L’ordonnance sera donc confirmée sur le rejet de ces demandes de provision complémentaires.
Sur les demandes accessoires :
Partie perdante au sens de l’article 696 du code de procédure civile, M. [V] supportera les dépens de première instance et d’appel, et sera condamné à payer à la BPCE Iard une indemnité au titre des frais par elle exposés dans le cadre de la présente procédure.

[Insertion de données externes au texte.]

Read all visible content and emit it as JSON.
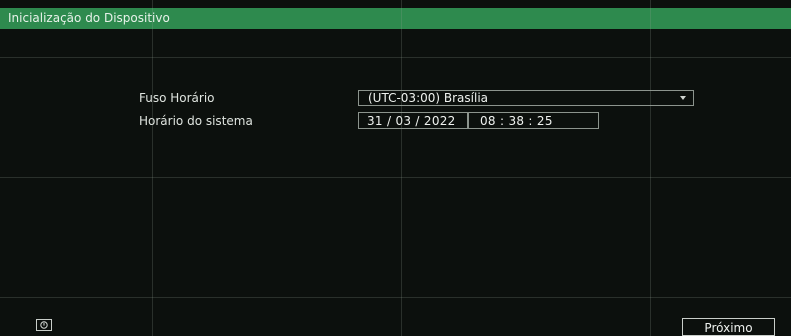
{
  "window": {
    "title": "Inicialização do Dispositivo"
  },
  "form": {
    "timezone_label": "Fuso Horário",
    "timezone_value": "(UTC-03:00) Brasília",
    "system_time_label": "Horário do sistema",
    "date_value": "31 / 03 / 2022",
    "time_value": "08 : 38 : 25"
  },
  "footer": {
    "power_icon": "power-icon",
    "next_label": "Próximo"
  },
  "colors": {
    "titlebar": "#2e8a4e",
    "background": "#0c100d",
    "text": "#dfe4df"
  }
}
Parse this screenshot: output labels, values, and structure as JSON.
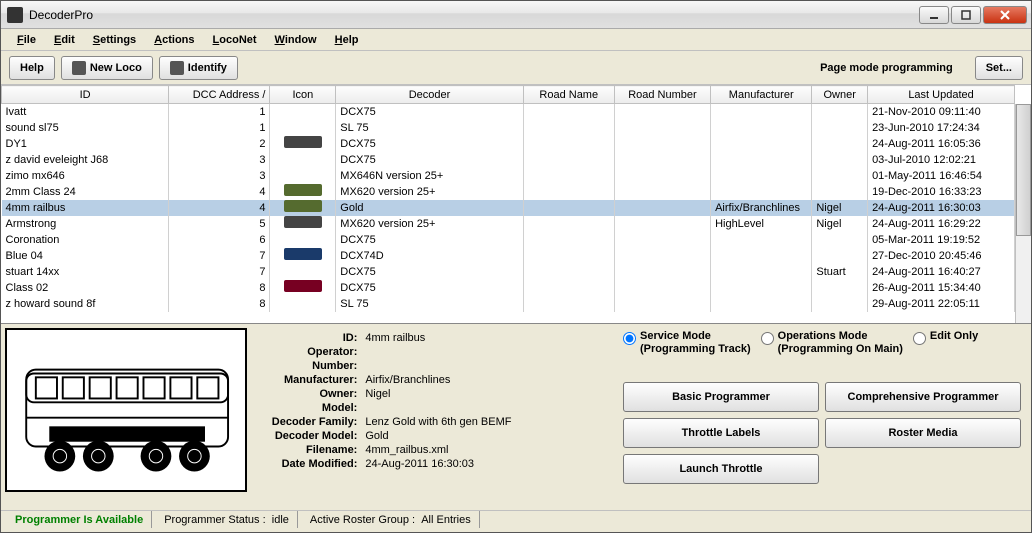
{
  "window": {
    "title": "DecoderPro"
  },
  "menu": [
    "File",
    "Edit",
    "Settings",
    "Actions",
    "LocoNet",
    "Window",
    "Help"
  ],
  "toolbar": {
    "help": "Help",
    "newLoco": "New Loco",
    "identify": "Identify",
    "modeLabel": "Page mode programming",
    "setBtn": "Set..."
  },
  "table": {
    "headers": {
      "id": "ID",
      "dcc": "DCC Address /",
      "icon": "Icon",
      "decoder": "Decoder",
      "roadName": "Road Name",
      "roadNumber": "Road Number",
      "mfr": "Manufacturer",
      "owner": "Owner",
      "updated": "Last Updated"
    },
    "rows": [
      {
        "id": "Ivatt",
        "dcc": "1",
        "icon": "",
        "decoder": "DCX75",
        "road": "",
        "rnum": "",
        "mfr": "",
        "owner": "",
        "upd": "21-Nov-2010 09:11:40"
      },
      {
        "id": "sound sl75",
        "dcc": "1",
        "icon": "",
        "decoder": "SL 75",
        "road": "",
        "rnum": "",
        "mfr": "",
        "owner": "",
        "upd": "23-Jun-2010 17:24:34"
      },
      {
        "id": "DY1",
        "dcc": "2",
        "icon": "grey",
        "decoder": "DCX75",
        "road": "",
        "rnum": "",
        "mfr": "",
        "owner": "",
        "upd": "24-Aug-2011 16:05:36"
      },
      {
        "id": "z david eveleight J68",
        "dcc": "3",
        "icon": "",
        "decoder": "DCX75",
        "road": "",
        "rnum": "",
        "mfr": "",
        "owner": "",
        "upd": "03-Jul-2010 12:02:21"
      },
      {
        "id": "zimo mx646",
        "dcc": "3",
        "icon": "",
        "decoder": "MX646N version 25+",
        "road": "",
        "rnum": "",
        "mfr": "",
        "owner": "",
        "upd": "01-May-2011 16:46:54"
      },
      {
        "id": "2mm Class 24",
        "dcc": "4",
        "icon": "green",
        "decoder": "MX620 version 25+",
        "road": "",
        "rnum": "",
        "mfr": "",
        "owner": "",
        "upd": "19-Dec-2010 16:33:23"
      },
      {
        "id": "4mm railbus",
        "dcc": "4",
        "icon": "green",
        "decoder": "Gold",
        "road": "",
        "rnum": "",
        "mfr": "Airfix/Branchlines",
        "owner": "Nigel",
        "upd": "24-Aug-2011 16:30:03",
        "selected": true
      },
      {
        "id": "Armstrong",
        "dcc": "5",
        "icon": "grey",
        "decoder": "MX620 version 25+",
        "road": "",
        "rnum": "",
        "mfr": "HighLevel",
        "owner": "Nigel",
        "upd": "24-Aug-2011 16:29:22"
      },
      {
        "id": "Coronation",
        "dcc": "6",
        "icon": "",
        "decoder": "DCX75",
        "road": "",
        "rnum": "",
        "mfr": "",
        "owner": "",
        "upd": "05-Mar-2011 19:19:52"
      },
      {
        "id": "Blue 04",
        "dcc": "7",
        "icon": "blue",
        "decoder": "DCX74D",
        "road": "",
        "rnum": "",
        "mfr": "",
        "owner": "",
        "upd": "27-Dec-2010 20:45:46"
      },
      {
        "id": "stuart 14xx",
        "dcc": "7",
        "icon": "",
        "decoder": "DCX75",
        "road": "",
        "rnum": "",
        "mfr": "",
        "owner": "Stuart",
        "upd": "24-Aug-2011 16:40:27"
      },
      {
        "id": "Class 02",
        "dcc": "8",
        "icon": "red",
        "decoder": "DCX75",
        "road": "",
        "rnum": "",
        "mfr": "",
        "owner": "",
        "upd": "26-Aug-2011 15:34:40"
      },
      {
        "id": "z howard sound 8f",
        "dcc": "8",
        "icon": "",
        "decoder": "SL 75",
        "road": "",
        "rnum": "",
        "mfr": "",
        "owner": "",
        "upd": "29-Aug-2011 22:05:11"
      }
    ]
  },
  "details": {
    "id_lbl": "ID:",
    "id_val": "4mm railbus",
    "operator_lbl": "Operator:",
    "operator_val": "",
    "number_lbl": "Number:",
    "number_val": "",
    "mfr_lbl": "Manufacturer:",
    "mfr_val": "Airfix/Branchlines",
    "owner_lbl": "Owner:",
    "owner_val": "Nigel",
    "model_lbl": "Model:",
    "model_val": "",
    "family_lbl": "Decoder Family:",
    "family_val": "Lenz Gold with 6th gen BEMF",
    "dmodel_lbl": "Decoder Model:",
    "dmodel_val": "Gold",
    "filename_lbl": "Filename:",
    "filename_val": "4mm_railbus.xml",
    "modified_lbl": "Date Modified:",
    "modified_val": "24-Aug-2011 16:30:03"
  },
  "radios": {
    "service": "Service Mode",
    "service_sub": "(Programming Track)",
    "ops": "Operations Mode",
    "ops_sub": "(Programming On Main)",
    "edit": "Edit Only"
  },
  "buttons": {
    "basic": "Basic Programmer",
    "comp": "Comprehensive Programmer",
    "throttle": "Throttle Labels",
    "roster": "Roster Media",
    "launch": "Launch Throttle"
  },
  "status": {
    "avail": "Programmer Is Available",
    "progStatusLbl": "Programmer Status :",
    "progStatusVal": "idle",
    "rosterLbl": "Active Roster Group :",
    "rosterVal": "All Entries"
  }
}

L’équité commande également de condamner la BPCE à payer à Mme [Y] une indemnité sur le fondement de l’article 700 du code de procédure civile.
PAR CES MOTIFS
La cour, statuant contradictoirement et par arrêt mis à la disposition des parties au greffe et dans les limites de sa saisine :
— infirme l’ordonnance rendue le 14 février 2025 par le juge des référés du tribunal judiciaire de Nice en ce qu’il a :
— dit que la société BCPE Iard devra relever et garantir M. [O] [V] des condamnations mises à sa charge,
— condamné la société BCPE Iard aux dépens ;
— le confirme pour le surplus ;
Statuant à nouveau des chefs infirmés, et y ajoutant,
— dit n’y avoir lieu à référé sur la demande de garantie présentée par M. [O] [V] à l’encontre de la société BPCE Iard ;
— condamne M. [O] [V] à payer à la société BPCE Iard une indemnité de 3 000 euros sur le fondement de l’article 700 du code de procédure civile ;
— condamne la société BPCE Iard à payer à Mme [C] [Y] une indemnité de 1 500 euros sur le même fondement ;
— condamne M. [O] [V] aux entiers dépens de première instance et d’appel avec application des dispositions de l’article 699 du code de procédure civile au profit de l’avocat qui affirme son droit de recouvrement.